Ferrets are useful
In Europe, they are used as aids by sportsmen and for ridding houses of rats
The ferret, practically unknown in this country, is an almost indispensable adjunct of country life in England. There this fierce, snakelike little animal is used for hunting rats and rabbits from their burrows, and never a gamekeeper, but has a hutch that serves as a home for the little “varmints.”
The ferret is regarded variously by naturalists as an albino variety of weasel, or a deviation from the usual type of the polecat. It differs from the polecat mostly in color, which is usually yellowish-white, though the coat sometimes runs considerably darker, or pure white. The eyes are pinky-red and sharp as needles. The animal measures about 14 inches, exclusive of its tail, which is about five inches long.
In practical use, for the purpose of bolting rats or rabbits from their holes, the ferret has to be used when hungry, so as to make it fierce, and is almost invariably muzzled to prevent it from killing its quarry and then sleeping off its gorge in the burrow. It often has a bell attached to its neck to aid in locating its whereabouts when underground.
Ferrets are very susceptible to cold, and need warm hutches and bedding while in the field, and they often travel in a keeper’s side pocket. They are, of course, carnivorous, but in captivity thrive on plain bread and milk, with an occasional rat or bird thrown in for a luxury.
On this side of the Atlantic, ferrets have been seldom used except by some men who have made a business of rat catching, i.e., clearing buildings, ships, etc., of rats. One reason for this may be the comparative scarcity of the burrowing rabbit.
The methods employed in hunting rabbits with ferrets are two: If it is desired to bag the rabbit, i.e. catch him alive, for coursing with terriers or any other purpose, loose nets are spread over the mouths of the burrow, into which the bunny bolts and becomes entangled.

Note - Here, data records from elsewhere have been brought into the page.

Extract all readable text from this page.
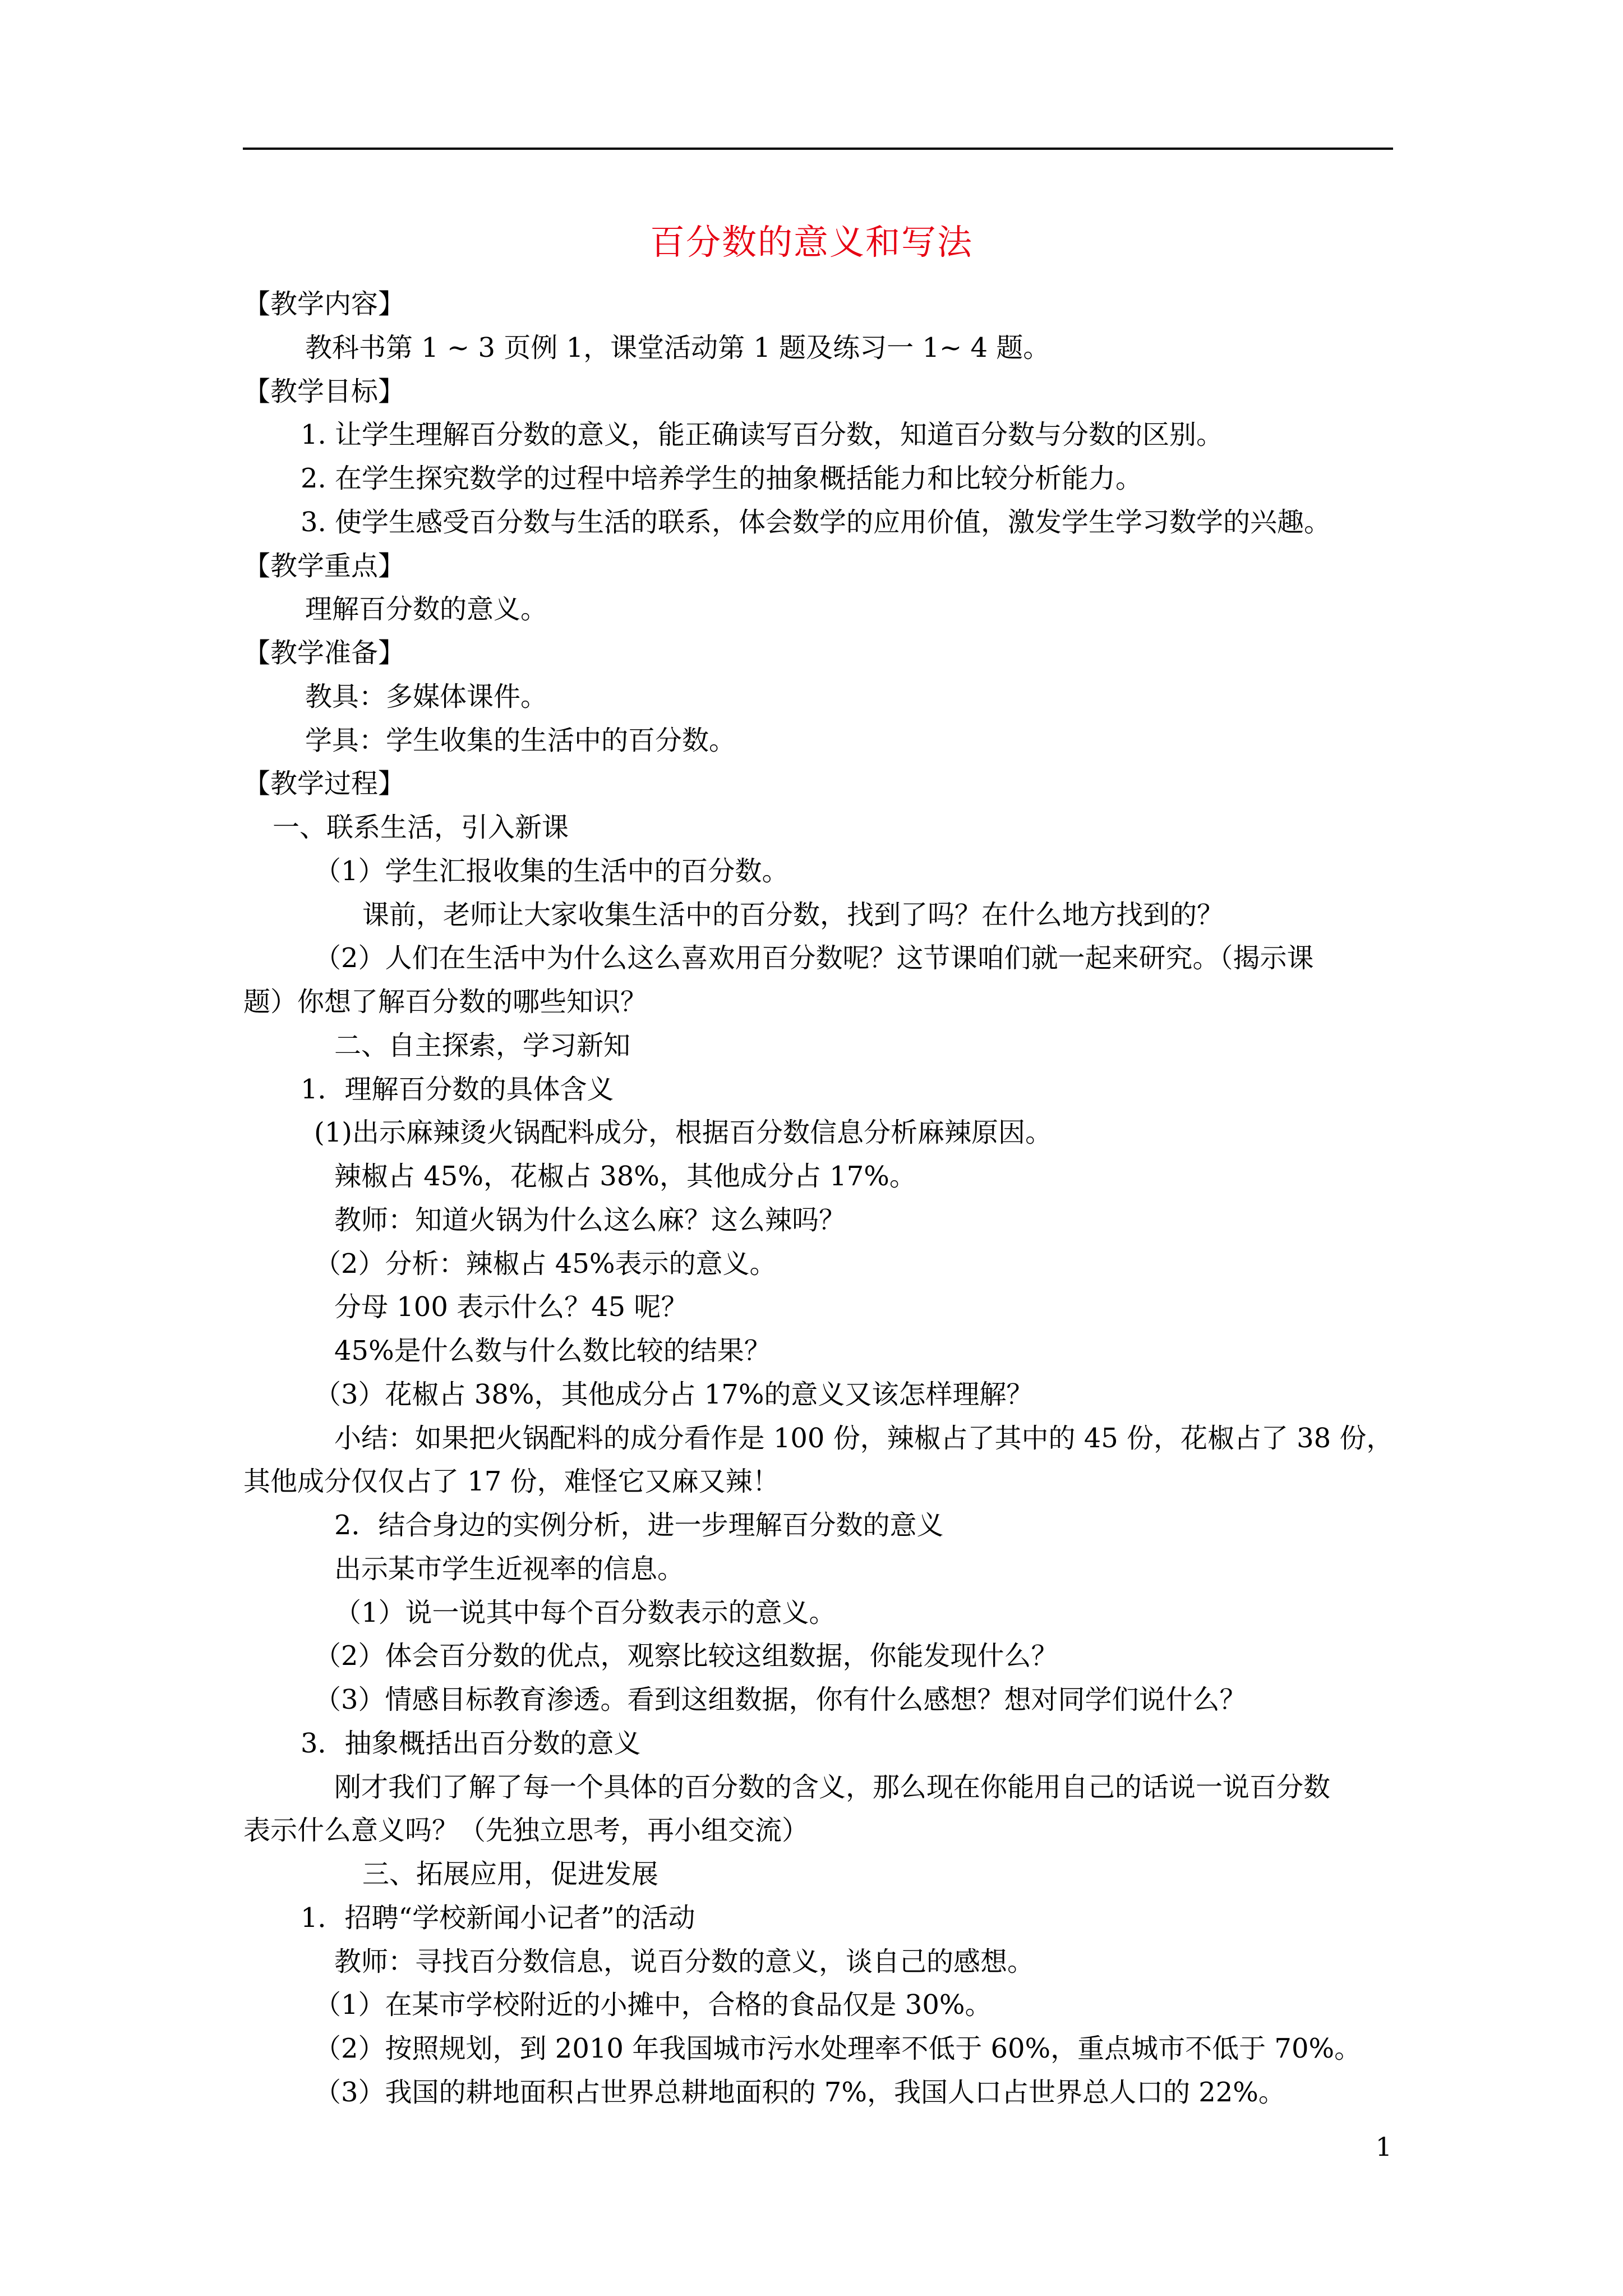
百分数的意义和写法
【教学内容】
教科书第 1 ~ 3 页例 1，课堂活动第 1 题及练习一 1~ 4 题。
【教学目标】
1. 让学生理解百分数的意义，能正确读写百分数，知道百分数与分数的区别。
2. 在学生探究数学的过程中培养学生的抽象概括能力和比较分析能力。
3. 使学生感受百分数与生活的联系，体会数学的应用价值，激发学生学习数学的兴趣。
【教学重点】
理解百分数的意义。
【教学准备】
教具：多媒体课件。
学具：学生收集的生活中的百分数。
【教学过程】
一、联系生活，引入新课
（1）学生汇报收集的生活中的百分数。
课前，老师让大家收集生活中的百分数，找到了吗？在什么地方找到的？
（2）人们在生活中为什么这么喜欢用百分数呢？这节课咱们就一起来研究。（揭示课
题）你想了解百分数的哪些知识？
二、自主探索，学习新知
1．理解百分数的具体含义
(1)出示麻辣烫火锅配料成分，根据百分数信息分析麻辣原因。
辣椒占 45%，花椒占 38%，其他成分占 17%。
教师：知道火锅为什么这么麻？这么辣吗？
（2）分析：辣椒占 45%表示的意义。
分母 100 表示什么？45 呢？
45%是什么数与什么数比较的结果？
（3）花椒占 38%，其他成分占 17%的意义又该怎样理解？
小结：如果把火锅配料的成分看作是 100 份，辣椒占了其中的 45 份，花椒占了 38 份，
其他成分仅仅占了 17 份，难怪它又麻又辣！
2．结合身边的实例分析，进一步理解百分数的意义
出示某市学生近视率的信息。
（1）说一说其中每个百分数表示的意义。
（2）体会百分数的优点，观察比较这组数据，你能发现什么？
（3）情感目标教育渗透。看到这组数据，你有什么感想？想对同学们说什么？
3．抽象概括出百分数的意义
刚才我们了解了每一个具体的百分数的含义，那么现在你能用自己的话说一说百分数
表示什么意义吗？（先独立思考，再小组交流）
三、拓展应用，促进发展
1．招聘“学校新闻小记者”的活动
教师：寻找百分数信息，说百分数的意义，谈自己的感想。
（1）在某市学校附近的小摊中，合格的食品仅是 30%。
（2）按照规划，到 2010 年我国城市污水处理率不低于 60%，重点城市不低于 70%。
（3）我国的耕地面积占世界总耕地面积的 7%，我国人口占世界总人口的 22%。
1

More usually, the rabbits are simply bolted into the open, so affording very lively snap-shooting, especially when there is plenty of coverts, and it becomes necessary to bowl the swift-footed little beasts over while they are crossing some strip of ground no wider than an ordinary road.
It is common to find persons manifesting the utmost repugnance to these animals, which may be due partly to their snakelike way of coiling together in a tight knot in the straw of their hutch, and partly to the idea that they are unclean and unsavory.
Like the domestic pig, the ferret may frequently be unclean because it has no chance to be otherwise. This is the fault of those human beings who will not clean the hutch or pig pen, as the case may be. For example, when they are fed a bird or a rat, they never touch the skin, and this, of course, should be removed, as it will speedily become offensive. – N Y World.